Our homes are our greatest asset, and in a money crisis they could bring the much needed relief. A home equity line of credit, also known as HELOC, can put money in your pocket.
A HELOC is a second mortgage that allows you to borrow up to a certain amount against your home equity based on the value of the home and the amount you still owe for the primary mortgage.
A variety of lenders issue home lines, and each bank has different criteria, fees, and repayment options. Here are some basic facts about these loans to help you decide whether a HELOC is a good idea.
Reasons to take out a home equity line of credit
The main purpose of a HELOC is to increase the value of your home with the money.

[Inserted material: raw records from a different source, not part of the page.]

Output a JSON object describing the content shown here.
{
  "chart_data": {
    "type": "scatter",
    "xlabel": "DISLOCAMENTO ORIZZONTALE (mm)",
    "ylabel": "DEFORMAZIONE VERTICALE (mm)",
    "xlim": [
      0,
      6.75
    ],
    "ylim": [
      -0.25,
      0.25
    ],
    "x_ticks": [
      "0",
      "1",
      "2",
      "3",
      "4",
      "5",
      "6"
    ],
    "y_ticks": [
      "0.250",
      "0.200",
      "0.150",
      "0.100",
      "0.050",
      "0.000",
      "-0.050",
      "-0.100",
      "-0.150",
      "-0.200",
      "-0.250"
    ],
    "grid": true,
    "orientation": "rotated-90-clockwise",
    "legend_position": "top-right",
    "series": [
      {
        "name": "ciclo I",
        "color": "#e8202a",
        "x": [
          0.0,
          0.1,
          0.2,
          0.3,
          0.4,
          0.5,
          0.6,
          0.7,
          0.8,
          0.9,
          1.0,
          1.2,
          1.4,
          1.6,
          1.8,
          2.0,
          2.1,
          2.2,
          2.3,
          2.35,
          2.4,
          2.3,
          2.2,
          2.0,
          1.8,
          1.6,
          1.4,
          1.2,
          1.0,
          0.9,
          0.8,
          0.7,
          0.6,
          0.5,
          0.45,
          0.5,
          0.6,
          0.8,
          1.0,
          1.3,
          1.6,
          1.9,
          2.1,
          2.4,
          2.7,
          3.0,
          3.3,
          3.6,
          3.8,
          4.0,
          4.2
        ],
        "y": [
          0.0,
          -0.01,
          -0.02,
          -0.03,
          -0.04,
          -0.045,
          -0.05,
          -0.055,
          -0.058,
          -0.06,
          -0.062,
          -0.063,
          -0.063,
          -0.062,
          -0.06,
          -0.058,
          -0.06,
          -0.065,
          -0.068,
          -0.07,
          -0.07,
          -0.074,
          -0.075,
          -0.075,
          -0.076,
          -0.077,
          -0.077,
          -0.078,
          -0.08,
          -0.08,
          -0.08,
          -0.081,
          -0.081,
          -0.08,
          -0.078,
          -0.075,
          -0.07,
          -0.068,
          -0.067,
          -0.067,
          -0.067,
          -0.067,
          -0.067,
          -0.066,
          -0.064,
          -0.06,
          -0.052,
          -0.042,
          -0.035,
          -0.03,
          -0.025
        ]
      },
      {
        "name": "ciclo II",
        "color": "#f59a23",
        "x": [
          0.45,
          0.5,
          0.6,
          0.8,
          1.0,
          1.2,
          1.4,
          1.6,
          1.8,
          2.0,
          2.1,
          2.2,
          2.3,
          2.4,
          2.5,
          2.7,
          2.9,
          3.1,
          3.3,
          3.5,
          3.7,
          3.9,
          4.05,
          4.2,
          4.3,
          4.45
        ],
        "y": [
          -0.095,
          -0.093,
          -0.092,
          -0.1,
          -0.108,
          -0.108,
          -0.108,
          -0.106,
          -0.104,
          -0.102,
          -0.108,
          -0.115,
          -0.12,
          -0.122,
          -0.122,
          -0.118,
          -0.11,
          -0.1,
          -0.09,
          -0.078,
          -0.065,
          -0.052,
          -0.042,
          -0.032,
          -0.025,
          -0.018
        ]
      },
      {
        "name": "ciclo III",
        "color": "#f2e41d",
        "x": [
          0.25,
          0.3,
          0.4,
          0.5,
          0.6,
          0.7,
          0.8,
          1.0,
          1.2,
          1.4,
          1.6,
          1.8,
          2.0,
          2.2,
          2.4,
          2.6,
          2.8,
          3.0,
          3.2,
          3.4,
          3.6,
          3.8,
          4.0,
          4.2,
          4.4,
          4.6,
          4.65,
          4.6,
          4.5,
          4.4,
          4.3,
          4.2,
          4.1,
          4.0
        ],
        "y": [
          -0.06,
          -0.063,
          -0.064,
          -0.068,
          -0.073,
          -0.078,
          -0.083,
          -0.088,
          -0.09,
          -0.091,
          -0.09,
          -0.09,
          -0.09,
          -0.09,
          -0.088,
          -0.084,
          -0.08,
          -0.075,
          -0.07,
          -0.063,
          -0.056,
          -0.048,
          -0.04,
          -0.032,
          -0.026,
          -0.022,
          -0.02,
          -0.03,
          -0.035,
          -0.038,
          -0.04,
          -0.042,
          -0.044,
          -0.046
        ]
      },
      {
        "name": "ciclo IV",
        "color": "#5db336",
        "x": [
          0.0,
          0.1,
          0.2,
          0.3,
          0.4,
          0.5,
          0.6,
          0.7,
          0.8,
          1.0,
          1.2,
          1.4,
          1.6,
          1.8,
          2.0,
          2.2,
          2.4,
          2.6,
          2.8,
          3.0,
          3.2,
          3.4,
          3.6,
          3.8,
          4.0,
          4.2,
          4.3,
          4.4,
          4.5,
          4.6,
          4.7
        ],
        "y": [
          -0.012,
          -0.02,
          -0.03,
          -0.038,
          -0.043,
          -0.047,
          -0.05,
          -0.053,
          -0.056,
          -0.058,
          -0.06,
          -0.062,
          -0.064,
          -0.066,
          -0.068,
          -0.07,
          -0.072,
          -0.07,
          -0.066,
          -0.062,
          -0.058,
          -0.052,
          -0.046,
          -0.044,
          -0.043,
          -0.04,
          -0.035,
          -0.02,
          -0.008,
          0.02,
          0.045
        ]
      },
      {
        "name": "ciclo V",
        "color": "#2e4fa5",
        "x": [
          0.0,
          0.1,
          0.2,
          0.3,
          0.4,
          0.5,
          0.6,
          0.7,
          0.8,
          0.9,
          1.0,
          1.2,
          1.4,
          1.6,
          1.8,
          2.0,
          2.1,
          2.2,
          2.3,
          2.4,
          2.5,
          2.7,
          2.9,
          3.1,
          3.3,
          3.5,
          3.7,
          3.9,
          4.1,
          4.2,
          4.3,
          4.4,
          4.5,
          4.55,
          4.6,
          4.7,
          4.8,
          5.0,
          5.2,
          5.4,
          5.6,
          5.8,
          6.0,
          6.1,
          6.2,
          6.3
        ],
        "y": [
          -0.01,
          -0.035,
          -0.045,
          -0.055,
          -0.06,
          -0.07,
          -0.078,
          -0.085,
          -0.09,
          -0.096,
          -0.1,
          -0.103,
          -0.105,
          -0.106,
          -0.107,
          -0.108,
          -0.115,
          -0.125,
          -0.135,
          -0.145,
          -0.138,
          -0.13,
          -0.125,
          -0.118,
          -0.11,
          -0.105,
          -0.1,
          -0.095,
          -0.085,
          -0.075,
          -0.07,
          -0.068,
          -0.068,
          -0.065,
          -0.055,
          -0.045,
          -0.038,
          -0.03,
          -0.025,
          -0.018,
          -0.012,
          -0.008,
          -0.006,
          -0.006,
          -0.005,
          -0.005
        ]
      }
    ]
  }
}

"Ideally, you should use it to remodel your house. So it is an opportunity to buy a house, lend it against this house, remodel it, and make it yours," said Mary Bell Carlson, CFP and AFC. known as Chief Financial Mom. "Now they're getting used to everything under the sun."
Because of historically low interest rates, according to Carlson, many people use HELOCs to pay off high-interest credit card debt. Interest rates for most equity lines are much lower than most credit cards, according to introductory offers. However, it is important to note that interest rates for HELOCs can often adjust and increase during the term of the loan.
During the COVID-19 crisis, people look for money in their homes to pay bills when they lose income.
"Most likely, this is one of the cheapest loan techniques you can currently get," says Carlson.
But she has a warning: “If you take money (out of equity) and borrow it for any reason – be it to actually renovate your home or to pay off credit card debt or for an emergency fund in times of crisis – you are now taking an unsecured debt and secure it now. "
This means that if you don't pay, your home is at risk of foreclosure.
"If you don't pay your equity provider, they can absolutely come and take your house," she said. "There are teeth on their bite where they just annoy you with debt collectors."
Get a home equity line of credit
Despite the risk, a loan with lower interest rates against your home equity can be a way to deal with this current financial crisis.
The amount you can borrow depends on the current value of your home, how much you owe on your current mortgage Debt to income ratio, Your Credit scoreand other criteria depending on the lender.
Just because you paid a mortgage does not mean that you have built up equity. Justice is the difference between what your home is worth and what you owe. It builds up over time when you repay your mortgage.
"If you are someone who has reduced zero or 1% or 2% and recently bought your house, you cannot take out loans," says Carlson. An interest-free loan could also mean a lack of equity, since you repaid not just the principal but just the interest, she added.
Is a HELOC a good idea?
Carlson has some advice when he thinks of a HELOC.
- Consider the fees and costs: You will most likely need a rating to determine the current value of your home, and you may also need a title search. These cost money, and there are additional fees that banks charge.
- Shopping spree: You don't have to use the company that holds your first mortgage for the HELOC. Different banks offer different interest rates. So do your homework and find the best.
- Know Your Debt Income Ratio: Take a look at your net income and make sure you have the money to have both mortgages and enough to cover the cost of living.
- Longevity: Think how long you want to stay in your house. The money from a HELOC must be paid back before the house is sold. So if you want to move in the near future, it may not make sense to borrow against equity.
"Home equity lines of credit can be a very inexpensive alternative to borrowing when needed," says Carlson. "So if you have no savings or reserve funds and are in need during this economic downturn and crisis, this can be a suitable lending technique."